Alexei Arbatov, deputy chairman of the Russian parliament's Defense
Committee, said that after several years of neglect the Kremlin is focusing
its energy on rebuilding and improving its strategic nuclear arsenal. He
said this includes billions of dollars into research for new weaponry.
Arbatov said the trigger for the new Russian policy was the U.S.-led
NATO offensive against Yugoslavia in 1999. He said Moscow now regards NATO
as an opponent if not an enemy.
"Now, everything has changed," Arbatov told a Tel Aviv University
conference. "After the war in the Balkans, there was no more talk of
detargetting [the United States]. The Duma [Russian parliament] and the
executive branch drafted a law for long-term allocations for the strategic
forces."
The result, he said, has been a 26 billion ruble increase for such
programs as anti-missile and anti-aircraft defense. He said the goal is to
increase nuclear deterrence and enhance conventional defense against NATO.
But Arbatov acknowledged that Moscow cannot afford to confront both NATO
and fight the current war in Chechnya. He said NATO has a five-fold
superiority in conventional forces and weapons.
Russia now spends 2.8 percent of its gross national product on defense.
To meet Russia's military needs, Arbatov said, Moscow would have to increase
the defense budget to at least 3.5 percent of the GDP.

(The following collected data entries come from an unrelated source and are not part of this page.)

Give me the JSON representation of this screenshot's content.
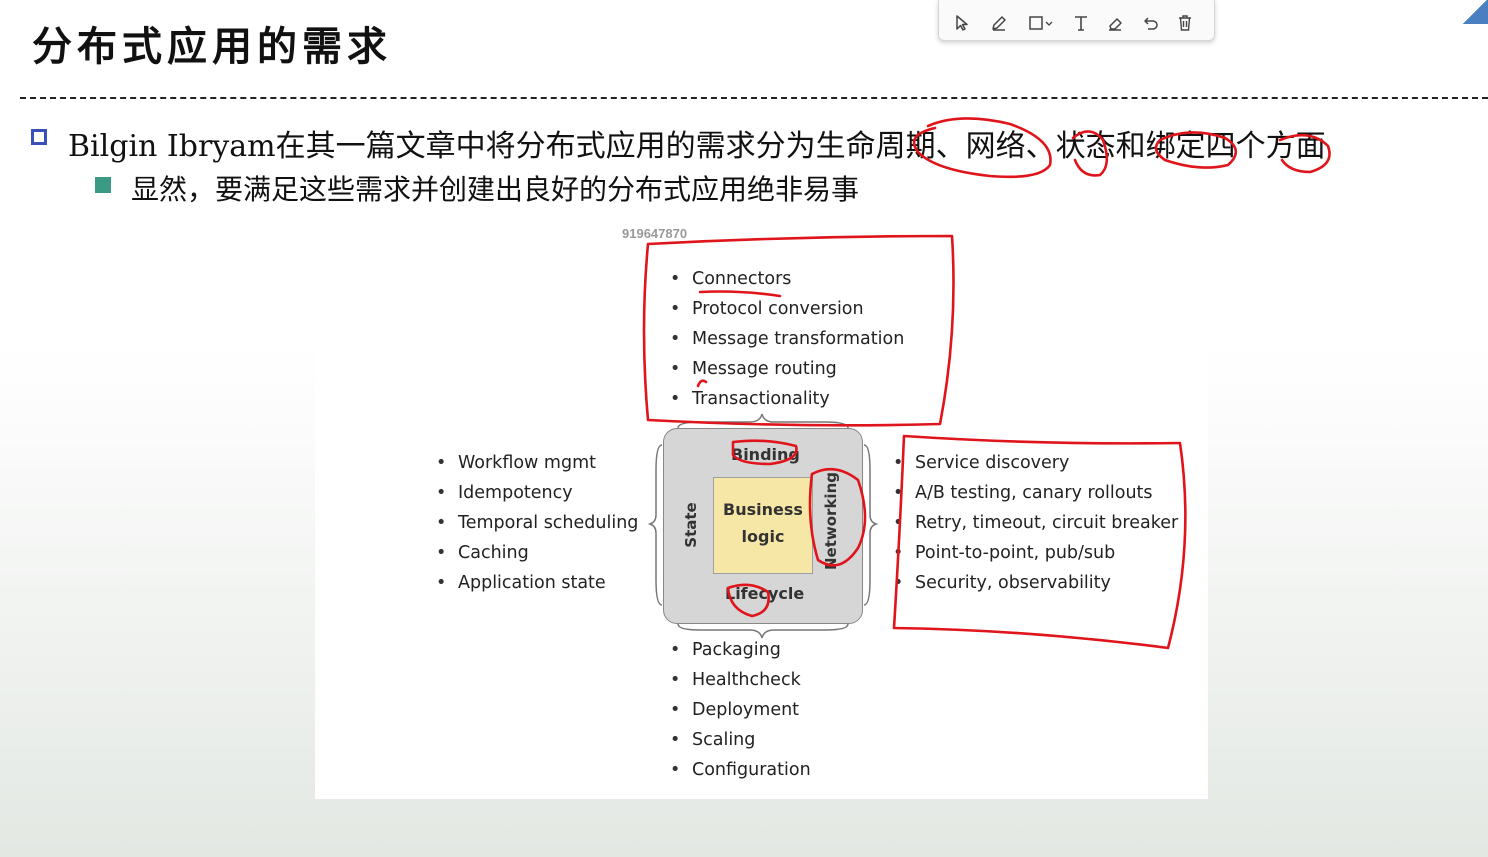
{
  "slide": {
    "title": "分布式应用的需求",
    "bullet1": "Bilgin Ibryam在其一篇文章中将分布式应用的需求分为生命周期、网络、状态和绑定四个方面",
    "bullet2": "显然，要满足这些需求并创建出良好的分布式应用绝非易事"
  },
  "toolbar": {
    "tools": [
      "select-icon",
      "pen-icon",
      "shape-icon",
      "text-icon",
      "eraser-icon",
      "undo-icon",
      "delete-icon"
    ]
  },
  "figure": {
    "id_label": "919647870",
    "binding_items": [
      "Connectors",
      "Protocol conversion",
      "Message transformation",
      "Message routing",
      "Transactionality"
    ],
    "state_items": [
      "Workflow mgmt",
      "Idempotency",
      "Temporal scheduling",
      "Caching",
      "Application state"
    ],
    "networking_items": [
      "Service discovery",
      "A/B testing, canary rollouts",
      "Retry, timeout, circuit breaker",
      "Point-to-point, pub/sub",
      "Security, observability"
    ],
    "lifecycle_items": [
      "Packaging",
      "Healthcheck",
      "Deployment",
      "Scaling",
      "Configuration"
    ],
    "core": {
      "binding": "Binding",
      "lifecycle": "Lifecycle",
      "state": "State",
      "networking": "Networking",
      "business_line1": "Business",
      "business_line2": "logic"
    }
  },
  "colors": {
    "annotation_red": "#e0141b",
    "bullet_blue": "#3b4fb8",
    "bullet_teal": "#3a9a84",
    "core_yellow": "#f7e7a6",
    "core_gray": "#d6d6d6"
  }
}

"The would mean instituting price and wage controls and we would stop
being a market economy," he said.
In Washington, U.S. deputy Secretary of State Strobe Talbott
acknowledged concern over Russia's new arms policy. "Mr. Putin has also said
he wants to re-establish Russian strength," Talbott told the Senate
Appropriations Committee. "How will he define strength? Will it be in
anachronistic terms of brute strength and the capacity to intimidate
neighbors? Or will, it be in modern terms, relevant to the demands and
opportunities of an era of globalization? Those are questions that virtually
all of Russia's neighbors are asking themselves today."